Les négociations au sein de l’Autorité internationale des fonds marins (AIFM) se sont achevées en Jamaïque sans que les industries minières aient obtenu un feu vert immédiat pour commencer à labourer le fond des océans. Ce répit n’a été possible que grâce à l’opposition grandissante d’États opposés à l’exploitation minière en eaux profondes : plus de 20 gouvernements demandent une pause ou un moratoire.
« L’industrie de l’exploitation minière en eaux profondes a largement sous-estimé l’importance de la science par rapport à un objectif purement mercantile. L’intérêt croissant du public, et la mobilisation de la société civile, font naître des dissensions dans ce qui était jusqu’à présent une dynamique très pro industrie au sein de l’AIFM. Il est clair que la plupart des gouvernements ne veulent pas laisser en héritage un blanc-seing à la destruction des océans », souligne François Chartier, chargé de campagne Océan à Greenpeace France, qui estime que le moyen de mettre fin à cette industrie est d’adopter un moratoire sur cette activité.

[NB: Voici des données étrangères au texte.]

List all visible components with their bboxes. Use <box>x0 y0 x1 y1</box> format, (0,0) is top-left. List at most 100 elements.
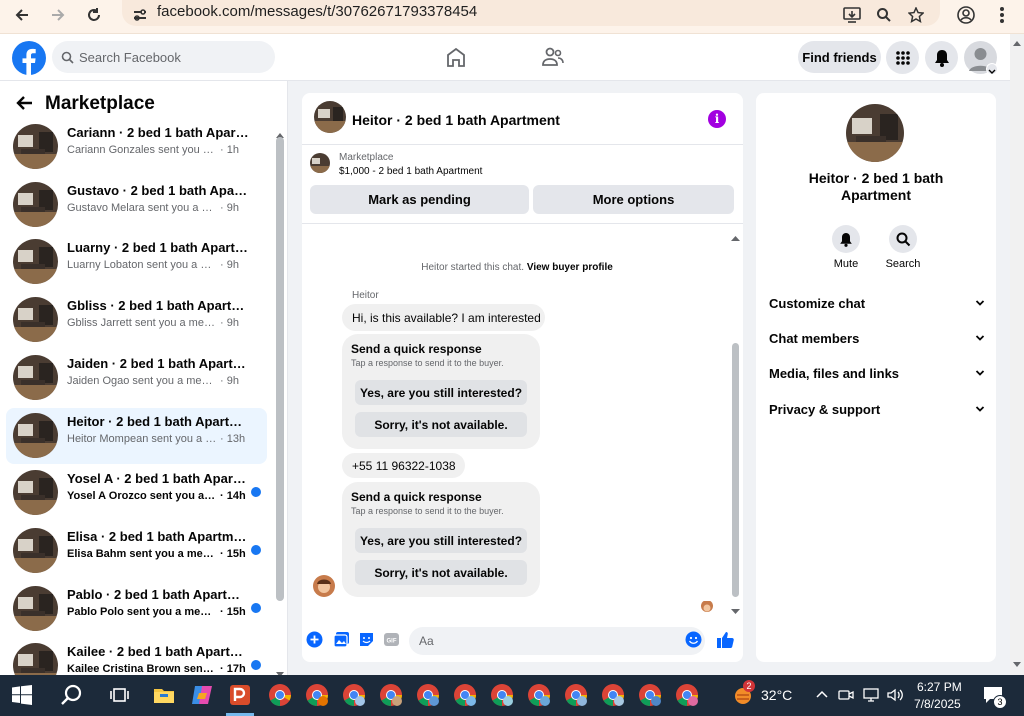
friends-icon[interactable] <box>541 46 565 73</box>
page-scroll-up-icon[interactable] <box>1013 40 1021 46</box>
chat-title[interactable]: Heitor · 2 bed 1 bath Apartment <box>352 112 560 128</box>
weather-icon[interactable]: 2 <box>731 680 755 707</box>
sticker-icon[interactable] <box>358 631 375 648</box>
privacy-support-row[interactable]: Privacy & support <box>769 402 985 422</box>
message-text: +55 11 96322-1038 <box>352 459 456 473</box>
notification-count: 3 <box>993 695 1007 709</box>
chat-details-panel: Heitor · 2 bed 1 bath Apartment Mute Sea… <box>756 93 996 662</box>
conversation-time: · 9h <box>220 317 239 329</box>
sender-avatar[interactable] <box>313 575 335 597</box>
copilot-icon[interactable] <box>190 683 214 707</box>
scroll-down-arrow-icon[interactable] <box>276 665 284 675</box>
view-buyer-profile-link[interactable]: View buyer profile <box>527 262 613 273</box>
conversation-item[interactable]: Yosel A · 2 bed 1 bath Apartm... Yosel A … <box>6 465 267 521</box>
meet-now-icon[interactable] <box>838 687 854 703</box>
chrome-icon[interactable] <box>268 683 292 707</box>
tray-chevron-up-icon[interactable] <box>814 687 830 703</box>
chat-avatar[interactable] <box>314 101 346 133</box>
back-arrow-icon[interactable] <box>16 94 34 117</box>
conversation-item[interactable]: Pablo · 2 bed 1 bath Apartment Pablo Polo… <box>6 581 267 637</box>
details-avatar[interactable] <box>846 104 904 162</box>
chrome-profile-icon[interactable] <box>490 683 514 707</box>
mark-pending-button[interactable]: Mark as pending <box>310 185 529 214</box>
browser-menu-icon[interactable] <box>989 2 1015 28</box>
photo-icon[interactable] <box>333 631 350 648</box>
site-settings-icon[interactable] <box>127 2 153 28</box>
network-icon[interactable] <box>862 687 880 703</box>
emoji-icon[interactable] <box>685 631 702 648</box>
home-icon[interactable] <box>445 46 467 73</box>
weather-temp[interactable]: 32°C <box>761 687 792 703</box>
url-text[interactable]: facebook.com/messages/t/3076267179337845… <box>157 3 477 20</box>
message-bubble[interactable]: Hi, is this available? I am interested <box>342 304 545 331</box>
back-icon[interactable] <box>9 2 35 28</box>
mute-button[interactable]: Mute <box>821 225 871 270</box>
message-placeholder: Aa <box>419 634 434 648</box>
page-scroll-down-icon[interactable] <box>1013 662 1021 668</box>
chrome-profile-icon[interactable] <box>305 683 329 707</box>
conversation-item[interactable]: Gustavo · 2 bed 1 bath Apartment Gustavo … <box>6 177 267 233</box>
chrome-profile-icon[interactable] <box>564 683 588 707</box>
page-scrollbar[interactable] <box>1010 34 1024 675</box>
zoom-icon[interactable] <box>871 2 897 28</box>
conversation-item[interactable]: Kailee · 2 bed 1 bath Apartment Kailee Cr… <box>6 638 267 675</box>
chrome-profile-icon[interactable] <box>527 683 551 707</box>
chrome-profile-icon[interactable] <box>416 683 440 707</box>
clock-time[interactable]: 6:27 PM <box>917 680 962 694</box>
clock-date[interactable]: 7/8/2025 <box>914 697 961 711</box>
install-app-icon[interactable] <box>839 2 865 28</box>
chrome-profile-icon[interactable] <box>453 683 477 707</box>
chat-scroll-down-icon[interactable] <box>731 602 740 620</box>
chrome-profile-icon[interactable] <box>601 683 625 707</box>
reload-icon[interactable] <box>81 2 107 28</box>
media-files-links-row[interactable]: Media, files and links <box>769 366 985 386</box>
conversation-item[interactable]: Jaiden · 2 bed 1 bath Apartment Jaiden Og… <box>6 350 267 406</box>
file-explorer-icon[interactable] <box>152 683 176 707</box>
quick-no-button[interactable]: Sorry, it's not available. <box>355 412 527 437</box>
search-chat-button[interactable]: Search <box>878 225 928 270</box>
message-input[interactable] <box>409 627 705 655</box>
taskbar-search-icon[interactable] <box>60 683 84 707</box>
quick-yes-button[interactable]: Yes, are you still interested? <box>355 380 527 405</box>
chrome-profile-icon[interactable] <box>638 683 662 707</box>
quick-no-button[interactable]: Sorry, it's not available. <box>355 560 527 585</box>
volume-icon[interactable] <box>886 687 904 703</box>
chrome-profile-icon[interactable] <box>675 683 699 707</box>
sidebar-scrollbar[interactable] <box>276 137 284 601</box>
conversation-title: Gustavo · 2 bed 1 bath Apartment <box>67 183 249 198</box>
thumbs-up-icon[interactable] <box>716 631 736 648</box>
conversation-item[interactable]: Gbliss · 2 bed 1 bath Apartment Gbliss Ja… <box>6 292 267 348</box>
add-attachment-icon[interactable] <box>306 631 323 648</box>
customize-chat-row[interactable]: Customize chat <box>769 296 985 316</box>
chrome-profile-icon[interactable] <box>379 683 403 707</box>
notifications-bell-icon[interactable] <box>925 41 958 74</box>
gif-icon[interactable]: GIF <box>383 631 400 648</box>
conversation-item[interactable]: Elisa · 2 bed 1 bath Apartment Elisa Bahm… <box>6 523 267 579</box>
notification-center-icon[interactable]: 3 <box>982 685 1007 709</box>
info-icon[interactable]: i <box>708 110 726 128</box>
listing-title[interactable]: $1,000 - 2 bed 1 bath Apartment <box>339 166 482 177</box>
chat-scroll-up-icon[interactable] <box>731 228 740 246</box>
message-bubble[interactable]: +55 11 96322-1038 <box>342 453 465 478</box>
profile-icon[interactable] <box>953 2 979 28</box>
listing-thumbnail[interactable] <box>310 153 330 173</box>
chat-members-row[interactable]: Chat members <box>769 331 985 351</box>
facebook-logo-icon[interactable] <box>12 41 46 75</box>
more-options-button[interactable]: More options <box>533 185 734 214</box>
find-friends-button[interactable]: Find friends <box>798 41 881 73</box>
conversation-item[interactable]: Heitor · 2 bed 1 bath Apartment Heitor Mo… <box>6 408 267 464</box>
quick-yes-button[interactable]: Yes, are you still interested? <box>355 528 527 553</box>
account-chevron-icon[interactable] <box>986 63 998 75</box>
conversation-item[interactable]: Cariann · 2 bed 1 bath Apartment Cariann … <box>6 119 267 175</box>
task-view-icon[interactable] <box>108 683 132 707</box>
conversation-item[interactable]: Luarny · 2 bed 1 bath Apartment Luarny Lo… <box>6 234 267 290</box>
menu-grid-icon[interactable] <box>886 41 919 74</box>
chat-scrollbar[interactable] <box>732 343 739 597</box>
forward-icon[interactable] <box>45 2 71 28</box>
bookmark-star-icon[interactable] <box>903 2 929 28</box>
chrome-profile-icon[interactable] <box>342 683 366 707</box>
search-icon <box>61 51 74 64</box>
pinned-app-icon[interactable] <box>226 683 254 716</box>
windows-start-icon[interactable] <box>12 685 36 709</box>
conversation-time: · 13h <box>220 433 246 445</box>
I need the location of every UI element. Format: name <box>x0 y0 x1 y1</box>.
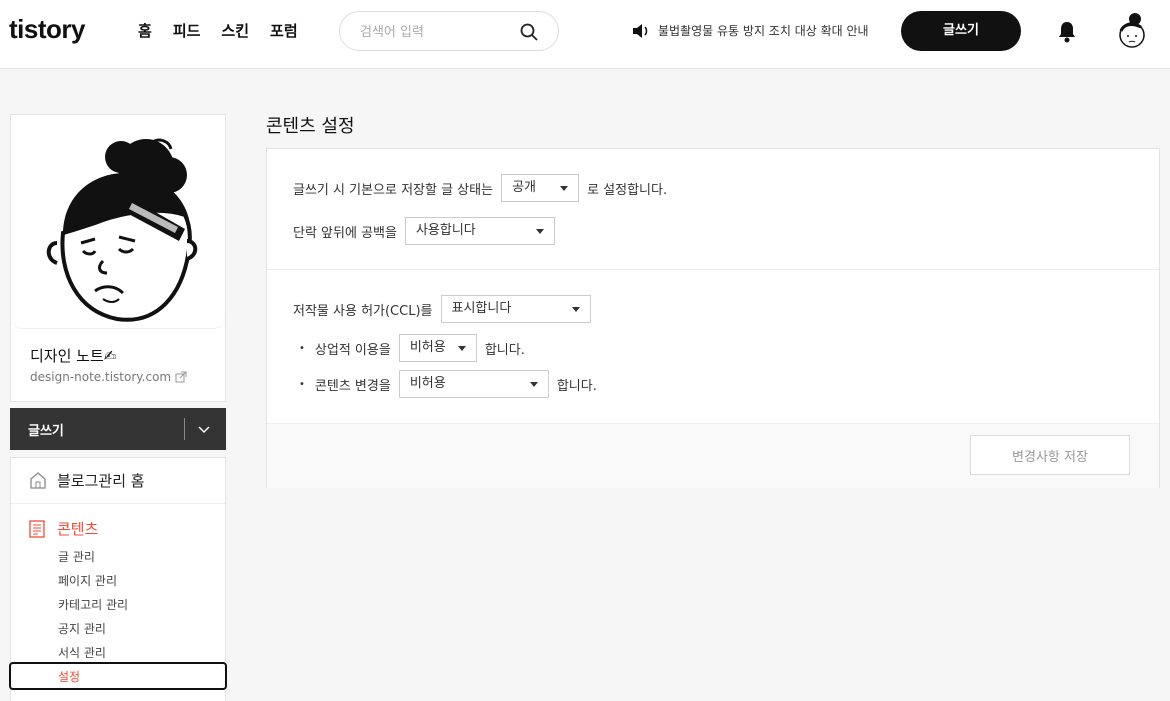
commercial-prefix: 상업적 이용을 <box>314 342 391 358</box>
notice-text: 불법촬영물 유통 방지 조치 대상 확대 안내 <box>658 24 869 38</box>
sub-item-templates[interactable]: 서식 관리 <box>58 644 106 661</box>
commercial-value: 비허용 <box>409 340 446 355</box>
save-changes-button[interactable]: 변경사항 저장 <box>970 435 1130 475</box>
blog-profile-card: 디자인 노트✍ design-note.tistory.com <box>10 114 226 402</box>
dropdown-arrow-icon <box>457 346 466 351</box>
notice-banner[interactable]: 불법촬영물 유통 방지 조치 대상 확대 안내 <box>632 22 869 39</box>
dropdown-arrow-icon <box>529 382 538 387</box>
blog-url-text: design-note.tistory.com <box>30 370 172 384</box>
settings-panel: 글쓰기 시 기본으로 저장할 글 상태는 공개 로 설정합니다. 단락 앞뒤에 … <box>266 148 1160 488</box>
default-state-prefix: 글쓰기 시 기본으로 저장할 글 상태는 <box>293 182 494 198</box>
top-header: tistory 홈 피드 스킨 포럼 불법촬영물 유통 방지 조치 대상 확대 … <box>0 0 1170 69</box>
bell-icon[interactable] <box>1057 21 1077 43</box>
page-title: 콘텐츠 설정 <box>266 116 355 137</box>
default-state-row: 글쓰기 시 기본으로 저장할 글 상태는 공개 로 설정합니다. <box>293 174 667 202</box>
nav-feed[interactable]: 피드 <box>173 20 201 42</box>
commercial-suffix: 합니다. <box>484 342 525 358</box>
ccl-value: 표시합니다 <box>451 301 512 316</box>
divider <box>184 418 185 440</box>
home-icon <box>30 472 46 489</box>
search-icon[interactable] <box>520 23 538 41</box>
bullet: • <box>299 342 305 354</box>
modify-value: 비허용 <box>409 376 446 391</box>
nav-home[interactable]: 홈 <box>138 20 152 42</box>
dropdown-arrow-icon <box>560 186 569 191</box>
blog-name[interactable]: 디자인 노트✍ <box>30 345 116 366</box>
content-modify-row: • 콘텐츠 변경을 비허용 합니다. <box>293 370 597 398</box>
dropdown-arrow-icon <box>571 307 580 312</box>
sub-item-settings[interactable]: 설정 <box>58 668 80 685</box>
ccl-select[interactable]: 표시합니다 <box>440 295 591 323</box>
main-nav: 홈 피드 스킨 포럼 <box>138 20 319 42</box>
default-state-suffix: 로 설정합니다. <box>587 182 668 198</box>
write-button[interactable]: 글쓰기 <box>901 11 1021 51</box>
external-link-icon <box>175 371 187 383</box>
modify-suffix: 합니다. <box>556 378 597 394</box>
ccl-row: 저작물 사용 허가(CCL)를 표시합니다 <box>293 295 599 323</box>
default-state-select[interactable]: 공개 <box>501 174 580 202</box>
sub-item-notices[interactable]: 공지 관리 <box>58 620 106 637</box>
sidebar-menu: 블로그관리 홈 콘텐츠 글 관리 페이지 관리 카테고리 관리 공지 관리 서식… <box>9 457 227 701</box>
blog-url-link[interactable]: design-note.tistory.com <box>30 370 187 384</box>
default-state-value: 공개 <box>512 180 536 195</box>
sidebar-item-home[interactable]: 블로그관리 홈 <box>11 458 225 504</box>
profile-illustration-icon <box>46 138 198 322</box>
sidebar-item-home-label: 블로그관리 홈 <box>57 472 145 490</box>
commercial-use-row: • 상업적 이용을 비허용 합니다. <box>293 334 525 362</box>
document-icon <box>29 520 45 538</box>
nav-skin[interactable]: 스킨 <box>221 20 249 42</box>
dropdown-arrow-icon <box>535 229 544 234</box>
sidebar-item-content-label: 콘텐츠 <box>57 520 99 538</box>
tistory-logo[interactable]: tistory <box>9 14 85 45</box>
commercial-use-select[interactable]: 비허용 <box>398 334 477 362</box>
active-item-outline <box>9 662 227 690</box>
search-box <box>339 11 559 51</box>
search-input[interactable] <box>360 22 520 42</box>
bullet: • <box>299 378 305 390</box>
section-divider <box>267 269 1159 270</box>
paragraph-spacing-select[interactable]: 사용합니다 <box>404 217 555 245</box>
ccl-prefix: 저작물 사용 허가(CCL)를 <box>293 303 433 319</box>
nav-forum[interactable]: 포럼 <box>270 20 298 42</box>
paragraph-value: 사용합니다 <box>415 223 476 238</box>
chevron-down-icon[interactable] <box>197 422 211 436</box>
avatar[interactable] <box>1115 13 1149 49</box>
paragraph-spacing-row: 단락 앞뒤에 공백을 사용합니다 <box>293 217 563 245</box>
sidebar-write-button[interactable]: 글쓰기 <box>10 408 226 450</box>
speaker-icon <box>633 23 648 38</box>
sub-item-posts[interactable]: 글 관리 <box>58 548 95 565</box>
paragraph-prefix: 단락 앞뒤에 공백을 <box>293 225 397 241</box>
profile-image[interactable] <box>11 115 225 329</box>
sub-item-pages[interactable]: 페이지 관리 <box>58 572 117 589</box>
content-modify-select[interactable]: 비허용 <box>398 370 549 398</box>
sidebar-write-label: 글쓰기 <box>28 424 64 439</box>
modify-prefix: 콘텐츠 변경을 <box>314 378 391 394</box>
sub-item-categories[interactable]: 카테고리 관리 <box>58 596 128 613</box>
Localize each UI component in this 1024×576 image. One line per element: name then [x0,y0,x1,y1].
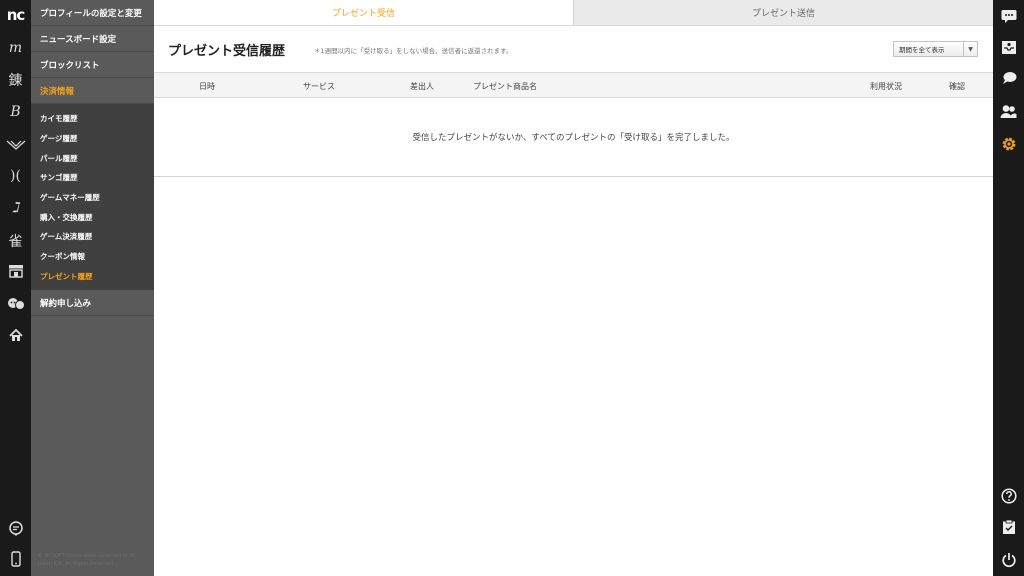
period-select-value: 期間を全て表示 [899,46,945,54]
menu-item-payment[interactable]: 決済情報 [31,78,154,104]
submenu-item-coral[interactable]: サンゴ履歴 [31,168,154,188]
nc-logo[interactable]: nc [0,2,31,28]
mobile-icon[interactable] [0,546,31,572]
chat-bulb-icon[interactable] [0,516,31,542]
chevron-down-icon: ▼ [963,42,977,56]
shop-icon[interactable] [0,258,31,284]
column-confirm: 確認 [949,81,965,91]
period-select[interactable]: 期間を全て表示 ▼ [893,41,978,57]
help-icon[interactable] [993,482,1024,510]
submenu-item-present[interactable]: プレゼント履歴 [31,267,154,287]
settings-menu: プロフィールの設定と変更 ニュースボード設定 ブロックリスト 決済情報 カイモ履… [31,0,154,576]
submenu-item-purchase[interactable]: 購入・交換履歴 [31,207,154,227]
main-content: プレゼント受信 プレゼント送信 プレゼント受信履歴 ＊1週間以内に「受け取る」を… [154,0,993,576]
settings-icon[interactable] [993,130,1024,158]
menu-item-newsboard[interactable]: ニュースボード設定 [31,26,154,52]
empty-message: 受信したプレゼントがないか、すべてのプレゼントの「受け取る」を完了しました。 [154,98,993,177]
submenu-item-gauge[interactable]: ゲージ履歴 [31,129,154,149]
left-icon-rail: nc m 錬 B )( ℷ 雀 [0,0,31,576]
submenu-item-game-payment[interactable]: ゲーム決済履歴 [31,227,154,247]
column-sender: 差出人 [410,81,434,91]
friends-icon[interactable] [993,97,1024,125]
tab-sent[interactable]: プレゼント送信 [573,0,993,25]
menu-item-blocklist[interactable]: ブロックリスト [31,52,154,78]
inbox-icon[interactable] [993,33,1024,61]
aion-icon[interactable] [0,132,31,158]
column-status: 利用状況 [870,81,902,91]
messages-icon[interactable] [993,64,1024,92]
payment-submenu: カイモ履歴 ゲージ履歴 パール履歴 サンゴ履歴 ゲームマネー履歴 購入・交換履歴… [31,104,154,291]
lineage-icon[interactable]: 錬 [0,67,31,93]
submenu-item-pearl[interactable]: パール履歴 [31,148,154,168]
clipboard-icon[interactable] [993,513,1024,541]
lineage-m-icon[interactable]: m [0,35,31,61]
present-tabs: プレゼント受信 プレゼント送信 [154,0,993,26]
guild-wars-icon[interactable]: ℷ [0,195,31,221]
submenu-item-kaimo[interactable]: カイモ履歴 [31,109,154,129]
taiga-icon[interactable]: 雀 [0,228,31,254]
table-header: 日時 サービス 差出人 プレゼント商品名 利用状況 確認 [154,72,993,98]
tab-received[interactable]: プレゼント受信 [154,0,573,25]
page-title: プレゼント受信履歴 [168,44,286,59]
submenu-item-game-money[interactable]: ゲームマネー履歴 [31,188,154,208]
page-header: プレゼント受信履歴 ＊1週間以内に「受け取る」をしない場合、送信者に返還されます… [154,26,993,72]
home-icon[interactable] [0,322,31,348]
right-icon-rail [993,0,1024,576]
return-note: ＊1週間以内に「受け取る」をしない場合、送信者に返還されます。 [314,47,513,55]
lineage2-icon[interactable]: )( [0,163,31,189]
column-item-name: プレゼント商品名 [473,81,537,91]
power-icon[interactable] [993,546,1024,574]
submenu-item-coupon[interactable]: クーポン情報 [31,247,154,267]
column-datetime: 日時 [199,81,215,91]
menu-item-profile[interactable]: プロフィールの設定と変更 [31,0,154,26]
characters-icon[interactable] [0,291,31,317]
column-service: サービス [303,81,335,91]
chat-icon[interactable] [993,2,1024,30]
bns-icon[interactable]: B [0,99,31,125]
copyright-text: © NCSOFT Corporation. Licensed to NC Jap… [38,553,137,567]
menu-item-cancel-subscription[interactable]: 解約申し込み [31,290,154,317]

- Les décisions adoptées par le Conseil de l’AIFM le 21 juillet dernier ont démontré qu’une majorité de pays – dont le Brésil, le Costa Rica, le Chili, Vanuatu, l’Allemagne et la Suisse – n’ont pas cédé aux pressions de l’industrie – qui bénéficie du soutien de pays tels que la Norvège, Nauru et le Mexique – pour accélérer l’adoption de règles relatives à l’exploitation minière en eaux profondes.
- L’entreprise la plus en avance dans le développement de cette activité, The Metals Company, a vu le cours de son action s’effondrer lorsque les marchés ont réagi aux décisions du Conseil [1].
- Cependant, l’AIFM n’a toujours pas réussi à combler une faille juridique permettant aux entreprises de commencer l’exploitation minière l’année prochaine.
Cette semaine, les pays favorables à l’exploitation minière ont réagi en tentant de réduire au silence l’opposition croissante à cette activité au sein même de l’Autorité onusienne. Vendredi matin, la Chine s’opposait encore à une proposition des gouvernements d’Amérique latine, du Pacifique et d’Europe visant à ouvrir un débat entre les Etats membres sur un moratoire. Ces tentatives de museler l’opposition ont même dépassé l’enceinte de l’Assemblée puisque le secrétariat de l’AIFM, souvent accusé d’être trop proche de l’industrie, a limité l’accès des journalistes à ces discussions et a bridé les manifestations pacifiques pendant les réunions.
“Il est apparu clairement, au cours de ces semaines, que la poursuite irresponsable de l’exploitation des grands fonds marins en pleine crise climatique n’est pas seulement imprudente, mais aussi politiquement toxique », poursuit François Chartier.
Les appels des communautés du Pacifique se sont joints à ceux des acteurs du monde entier : 37 institutions financières, plus de 750 scientifiques et l’industrie de la pêche qui se sont également prononcés pour l’arrêt de l’exploitation minière.
« Dans la zone Pacifique, l’océan nous est précieux. Il influence nos vies et notre identité en tant que peuple. Le spectre de l’exploitation minière en eaux profondes soulève de nombreuses inquiétudes qui nous rappellent l’héritage tragique légué par d’autres industries extractives coloniales et de l’époque barbare des essais nucléaires. Nous appelons les dirigeants mondiaux à mieux gérer nos océans en se joignant à l’appel en faveur d’un moratoire », a déclaré Joey Tau, responsable de campagne au sein du Pacific Network on Globalisation (PANG), basé à Suva, dans les îles Fidji.
Il y a aujourd’hui clairement 2 camps à l’AIFM. Sans attendre la prochaine réunion de l’assemblée dans un an, il est indispensable que la mobilisation s’amplifie et que d’autres états rejoignent le soutien au moratoire ou à la pause.
“Nous avons deux ans pour aboutir à un consensus pour un moratoire, pas pour finaliser ce code minier. Pour la France, qui a envoyé un ministre à Kingston et qui s’oppose à l’exploitation minière, c’est maintenant que la bataille diplomatique et le travail de conviction commence vraiment”, conclut François Chartier.
[1] L’action de l’entreprise The Metals Company s’est négociée à 2,85 USD le 11 juillet et a chuté à 1,82 USD le vendredi 21 juillet, à la suite du Conseil de l’AIFM.